AdBlock Plus wants to help you pay the sites you love (but ad block) most
With Flattr Plus, users pay a monthly subscription that’s automatically distributed to the sites they visit. The user decides the subscription amount, and the Flattr Plus browser add-on determines how to distribute the money, using an algorithm that measures website engagement. The company plans to skim 10 percent of the funds for itself.
At least that’s how it works in theory. Web publishers will have to sign up for the program if they want a cut of the subscription revenues, and those payments will not be retroactive to users’ past contributions, VentureBeat reports. In other words, publishers will be throwing money away by not signing up—a point Flattr Plus intends to make as it starts reaching out to websites.
Flattr already offers a micropayment service for websites, but it requires users to press a button for every site they want to back. Flattr Plus is meant to eliminate that last bit of friction. As for AdBlock’s role, the plan is to eventually integrate Flattr Plus with the existing AdBlock extension, which has more than 50 million active users.

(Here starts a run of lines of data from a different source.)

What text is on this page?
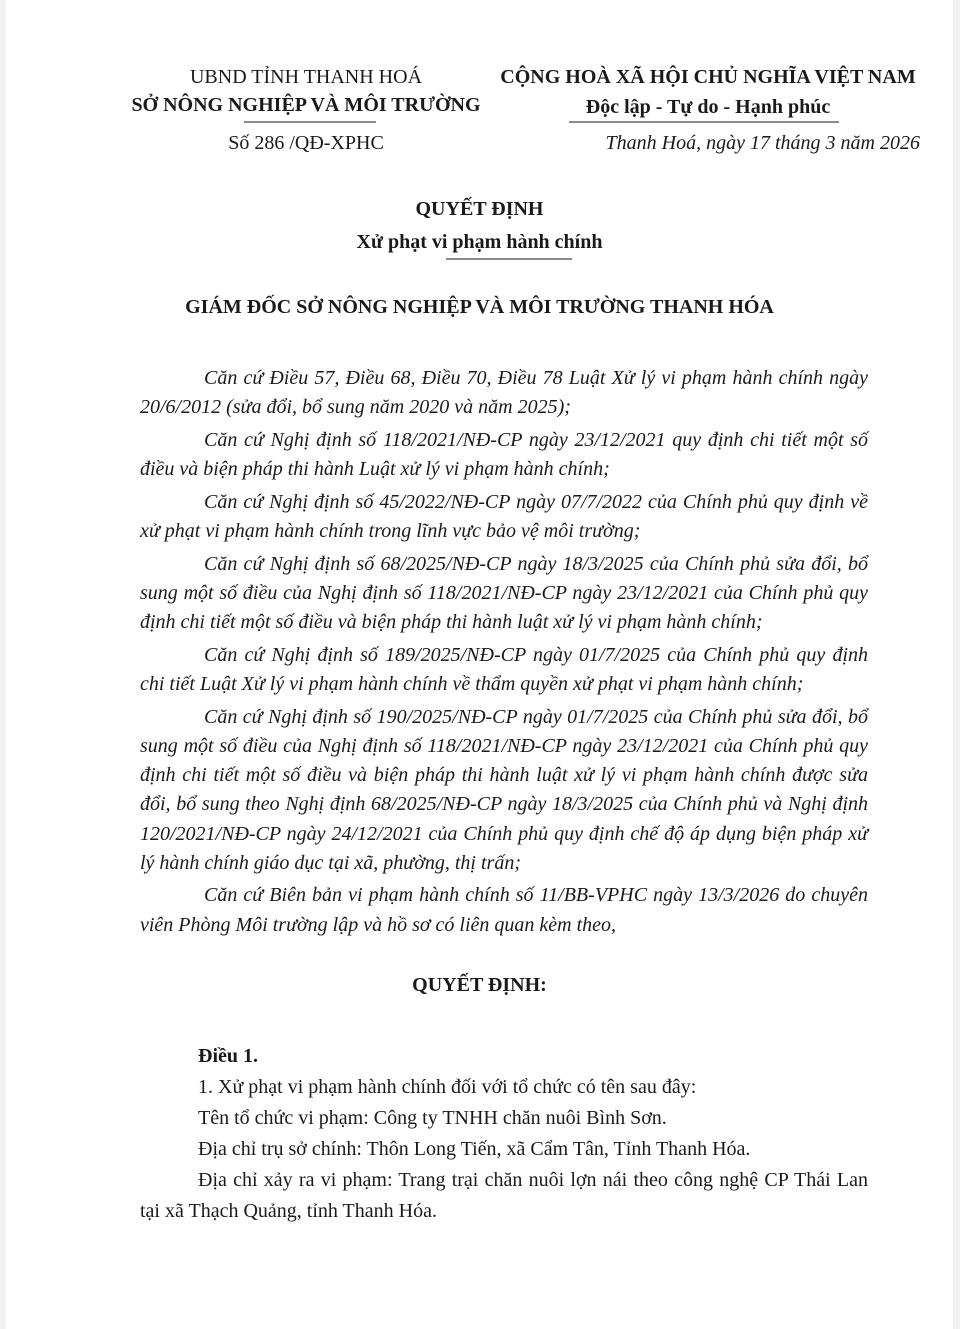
UBND TỈNH THANH HOÁ
SỞ NÔNG NGHIỆP VÀ MÔI TRƯỜNG
Số 286 /QĐ-XPHC
CỘNG HOÀ XÃ HỘI CHỦ NGHĨA VIỆT NAM
Độc lập - Tự do - Hạnh phúc
Thanh Hoá, ngày 17 tháng 3 năm 2026
QUYẾT ĐỊNH
Xử phạt vi phạm hành chính
GIÁM ĐỐC SỞ NÔNG NGHIỆP VÀ MÔI TRƯỜNG THANH HÓA

Căn cứ Điều 57, Điều 68, Điều 70, Điều 78 Luật Xử lý vi phạm hành chính ngày 20/6/2012 (sửa đổi, bổ sung năm 2020 và năm 2025);

Căn cứ Nghị định số 118/2021/NĐ-CP ngày 23/12/2021 quy định chi tiết một số điều và biện pháp thi hành Luật xử lý vi phạm hành chính;

Căn cứ Nghị định số 45/2022/NĐ-CP ngày 07/7/2022 của Chính phủ quy định về xử phạt vi phạm hành chính trong lĩnh vực bảo vệ môi trường;

Căn cứ Nghị định số 68/2025/NĐ-CP ngày 18/3/2025 của Chính phủ sửa đổi, bổ sung một số điều của Nghị định số 118/2021/NĐ-CP ngày 23/12/2021 của Chính phủ quy định chi tiết một số điều và biện pháp thi hành luật xử lý vi phạm hành chính;

Căn cứ Nghị định số 189/2025/NĐ-CP ngày 01/7/2025 của Chính phủ quy định chi tiết Luật Xử lý vi phạm hành chính về thẩm quyền xử phạt vi phạm hành chính;

Căn cứ Nghị định số 190/2025/NĐ-CP ngày 01/7/2025 của Chính phủ sửa đổi, bổ sung một số điều của Nghị định số 118/2021/NĐ-CP ngày 23/12/2021 của Chính phủ quy định chi tiết một số điều và biện pháp thi hành luật xử lý vi phạm hành chính được sửa đổi, bổ sung theo Nghị định 68/2025/NĐ-CP ngày 18/3/2025 của Chính phủ và Nghị định 120/2021/NĐ-CP ngày 24/12/2021 của Chính phủ quy định chế độ áp dụng biện pháp xử lý hành chính giáo dục tại xã, phường, thị trấn;

Căn cứ Biên bản vi phạm hành chính số 11/BB-VPHC ngày 13/3/2026 do chuyên viên Phòng Môi trường lập và hồ sơ có liên quan kèm theo,

QUYẾT ĐỊNH:

Điều 1.

1. Xử phạt vi phạm hành chính đối với tổ chức có tên sau đây:

Tên tổ chức vi phạm: Công ty TNHH chăn nuôi Bình Sơn.

Địa chỉ trụ sở chính: Thôn Long Tiến, xã Cẩm Tân, Tỉnh Thanh Hóa.

Địa chỉ xảy ra vi phạm: Trang trại chăn nuôi lợn nái theo công nghệ CP Thái Lan tại xã Thạch Quảng, tỉnh Thanh Hóa.
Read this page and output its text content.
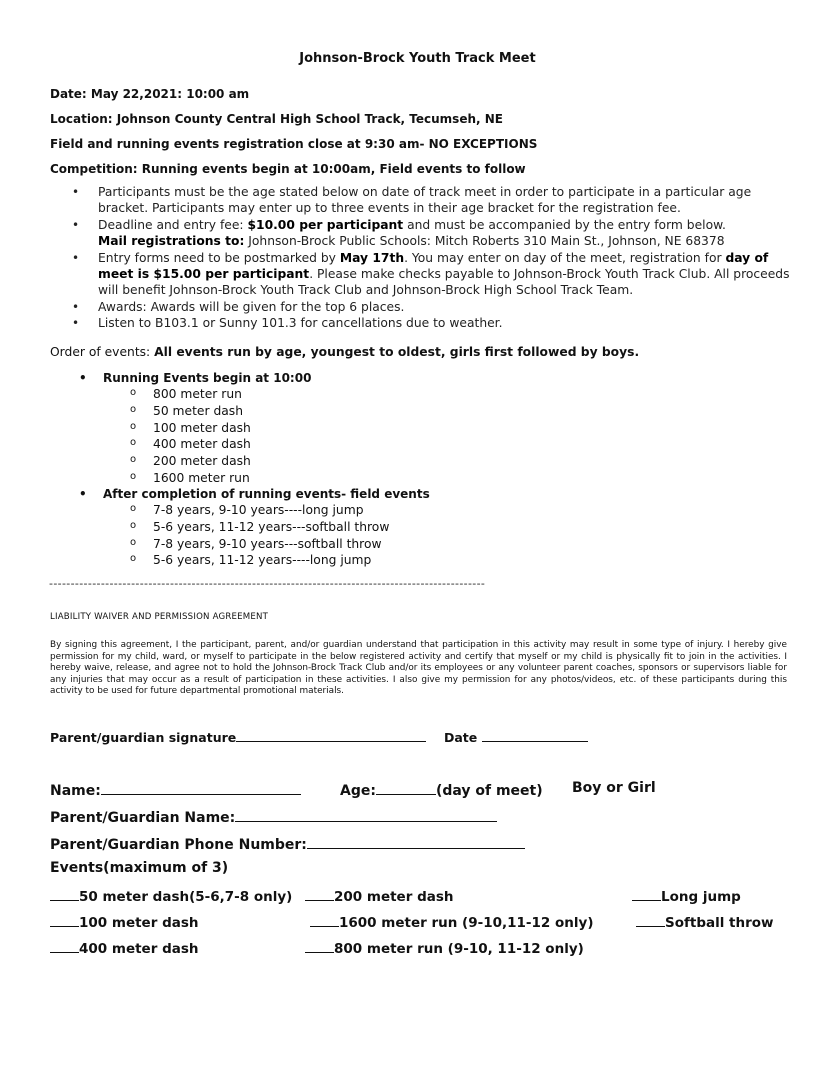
Johnson-Brock Youth Track Meet
Date: May 22,2021: 10:00 am
Location: Johnson County Central High School Track, Tecumseh, NE
Field and running events registration close at 9:30 am- NO EXCEPTIONS
Competition: Running events begin at 10:00am, Field events to follow
• Participants must be the age stated below on date of track meet in order to participate in a particular age bracket. Participants may enter up to three events in their age bracket for the registration fee.
• Deadline and entry fee: $10.00 per participant and must be accompanied by the entry form below.
Mail registrations to: Johnson-Brock Public Schools: Mitch Roberts 310 Main St., Johnson, NE 68378
• Entry forms need to be postmarked by May 17th. You may enter on day of the meet, registration for day of meet is $15.00 per participant. Please make checks payable to Johnson-Brock Youth Track Club. All proceeds will benefit Johnson-Brock Youth Track Club and Johnson-Brock High School Track Team.
• Awards: Awards will be given for the top 6 places.
• Listen to B103.1 or Sunny 101.3 for cancellations due to weather.
Order of events: All events run by age, youngest to oldest, girls first followed by boys.
• Running Events begin at 10:00
o 800 meter run
o 50 meter dash
o 100 meter dash
o 400 meter dash
o 200 meter dash
o 1600 meter run
• After completion of running events- field events
o 7-8 years, 9-10 years----long jump
o 5-6 years, 11-12 years---softball throw
o 7-8 years, 9-10 years---softball throw
o 5-6 years, 11-12 years----long jump
-----------------------------------------------------------------------------------------------------
LIABILITY WAIVER AND PERMISSION AGREEMENT
By signing this agreement, I the participant, parent, and/or guardian understand that participation in this activity may result in some type of injury. I hereby give permission for my child, ward, or myself to participate in the below registered activity and certify that myself or my child is physically fit to join in the activities. I hereby waive, release, and agree not to hold the Johnson-Brock Track Club and/or its employees or any volunteer parent coaches, sponsors or supervisors liable for any injuries that may occur as a result of participation in these activities. I also give my permission for any photos/videos, etc. of these participants during this activity to be used for future departmental promotional materials.
Parent/guardian signature	Date
Name:	Age:	(day of meet) Boy or Girl
Parent/Guardian Name:
Parent/Guardian Phone Number:
Events(maximum of 3)
50 meter dash(5-6,7-8 only)	200 meter dash	Long jump
100 meter dash	1600 meter run (9-10,11-12 only)	Softball throw
400 meter dash	800 meter run (9-10, 11-12 only)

Flattr Plus is launching in beta early this summer, and will support publishers who already work with Flattr. During the beta, Flattr will figure out how best to measure engagement in a way that factors in more than just page views, all while trying to get more publishers on board. Users can currently sign up to get notified when Flattr Plus becomes available, and publishers can express interest by filling out a form. The extension should be available globally by the end of this year.

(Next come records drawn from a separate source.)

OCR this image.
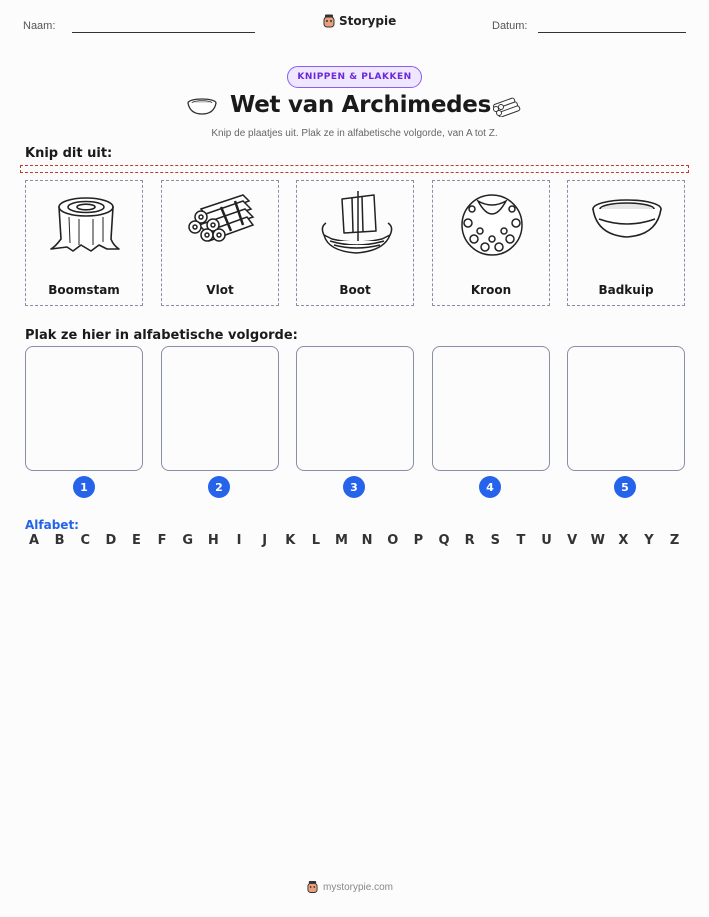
Naam:	Storypie	Datum:
KNIPPEN & PLAKKEN
Wet van Archimedes
Knip de plaatjes uit. Plak ze in alfabetische volgorde, van A tot Z.
Knip dit uit:
Boomstam	Vlot	Boot	Kroon	Badkuip
Plak ze hier in alfabetische volgorde:
1	2	3	4	5
Alfabet:
A	B	C	D	E	F	G H	I	J	K	L	M N O	P	Q	R	S	T	U	V	W	X	Y	Z
mystorypie.com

The story behind the story: Flattr Plus is yet another stab at making web publishing sustainable in an age where more users are blocking ads (arguably for good reason). The subscription allocation approach is also being attempted by Brave, a new browser from Mozilla co-founder Brendan Eich, while others such as Google and Facebook are simply trying to make ads more tolerable. AdBlock Plus itself has contributed to these efforts with its “Acceptable Ads” whitelisting program—which requires large publisher to pay a fee—but is now looking to monetize in a way that seems a little less like extortion.